Whether in medical imaging using computed tomography (CT) or in geophysics when exploring the
Earth`s interior researchers often need to infer hidden structures from indirect measurements.
These tasks are known as inverse problems. They are particularly challenging because even small
errors in the measurement data can lead to large deviations in the results. This makes it difficult to
draw reliable conclusions even though accuracy is especially crucial in fields like medical diagnostics
or environmental analysis. Therefore, specialized mathematical methods are necessary to obtain
reliable and stable information from incomplete and noisy data.
At the core lies a mathematical model that must be inverted. However, such inverse models are often
inherently unstable small errors in the data may be amplified or cannot be directly reconstructed
at all. To still obtain stable information from imperfect data, so-called regularization methods are
used. These methods provide a stable approximation of the desired inverse model.
This project focuses specifically on regularization methods based on so-called frame decompositions.
Here, the underlying model is deliberately broken down into smaller components to better identify
and filter out both noise and relevant information. Compared to classical approaches, these methods
offer greater flexibility and can be more precisely tailored to different inverse problems. In addition,
they hold great potential for further development and broader application.

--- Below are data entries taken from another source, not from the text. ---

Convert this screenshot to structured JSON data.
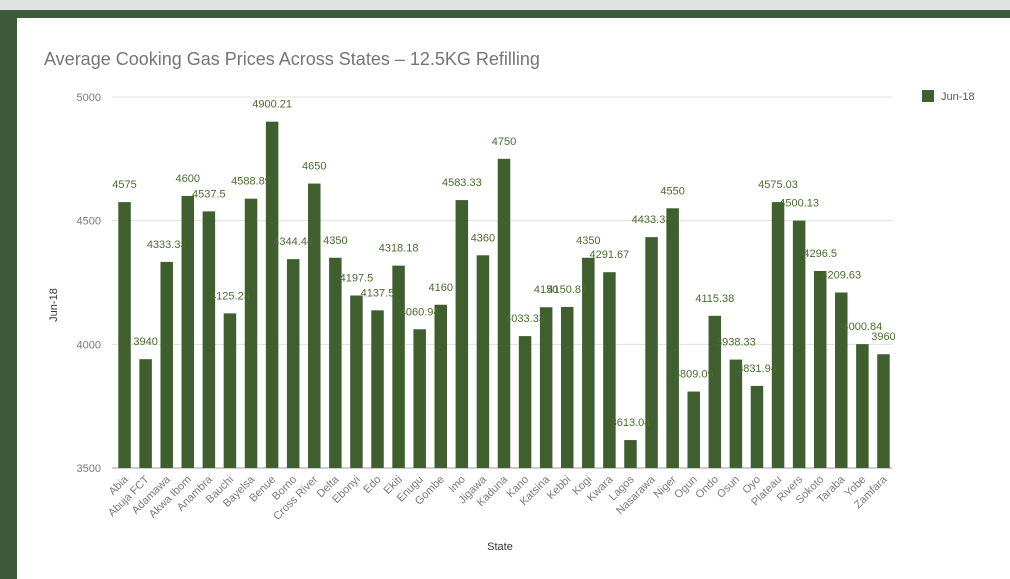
{
  "chart_data": {
    "type": "bar",
    "title": "Average Cooking Gas Prices Across States – 12.5KG Refilling",
    "xlabel": "State",
    "ylabel": "Jun-18",
    "ylim": [
      3500,
      5000
    ],
    "yticks": [
      3500,
      4000,
      4500,
      5000
    ],
    "grid": true,
    "legend_position": "right",
    "bar_color": "#3f5f2f",
    "label_color": "#4a6b2e",
    "series": [
      {
        "name": "Jun-18",
        "values": [
          4575,
          3940,
          4333.33,
          4600,
          4537.5,
          4125.23,
          4588.89,
          4900.21,
          4344.44,
          4650,
          4350,
          4197.5,
          4137.5,
          4318.18,
          4060.94,
          4160,
          4583.33,
          4360,
          4750,
          4033.33,
          4150,
          4150.87,
          4350,
          4291.67,
          3613.04,
          4433.33,
          4550,
          3809.09,
          4115.38,
          3938.33,
          3831.94,
          4575.03,
          4500.13,
          4296.5,
          4209.63,
          4000.84,
          3960
        ]
      }
    ],
    "data_labels": [
      "4575",
      "3940",
      "4333.33",
      "4600",
      "4537.5",
      "4125.23",
      "4588.89",
      "4900.21",
      "4344.44",
      "4650",
      "4350",
      "4197.5",
      "4137.5",
      "4318.18",
      "4060.94",
      "4160",
      "4583.33",
      "4360",
      "4750",
      "4033.33",
      "4150",
      "4150.87",
      "4350",
      "4291.67",
      "3613.04",
      "4433.33",
      "4550",
      "3809.09",
      "4115.38",
      "3938.33",
      "3831.94",
      "4575.03",
      "4500.13",
      "4296.5",
      "4209.63",
      "4000.84",
      "3960"
    ],
    "categories": [
      "Abia",
      "Abuja FCT",
      "Adamawa",
      "Akwa Ibom",
      "Anambra",
      "Bauchi",
      "Bayelsa",
      "Benue",
      "Borno",
      "Cross River",
      "Delta",
      "Ebonyi",
      "Edo",
      "Ekiti",
      "Enugu",
      "Gombe",
      "Imo",
      "Jigawa",
      "Kaduna",
      "Kano",
      "Katsina",
      "Kebbi",
      "Kogi",
      "Kwara",
      "Lagos",
      "Nasarawa",
      "Niger",
      "Ogun",
      "Ondo",
      "Osun",
      "Oyo",
      "Plateau",
      "Rivers",
      "Sokoto",
      "Taraba",
      "Yobe",
      "Zamfara"
    ]
  }
}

The goal of this project is to deepen the understanding of frame-based methods in order to enhance
and extend their applicability in complex scenarios. In addition to the development and analysis of
such regularization techniques, the project also investigates the existence and mathematical
foundations of frame decompositions for various underlying models. Furthermore, it explores how
these methods can be combined with modern learning techniques to achieve even more accurate
and reliable results.
The research integrates several mathematical disciplines such as optimization, numerical analysis, and
harmonic analysis. The project will initially be carried out during a two-year international research
stay in Mannheim, and subsequently continued for another year in Innsbruck.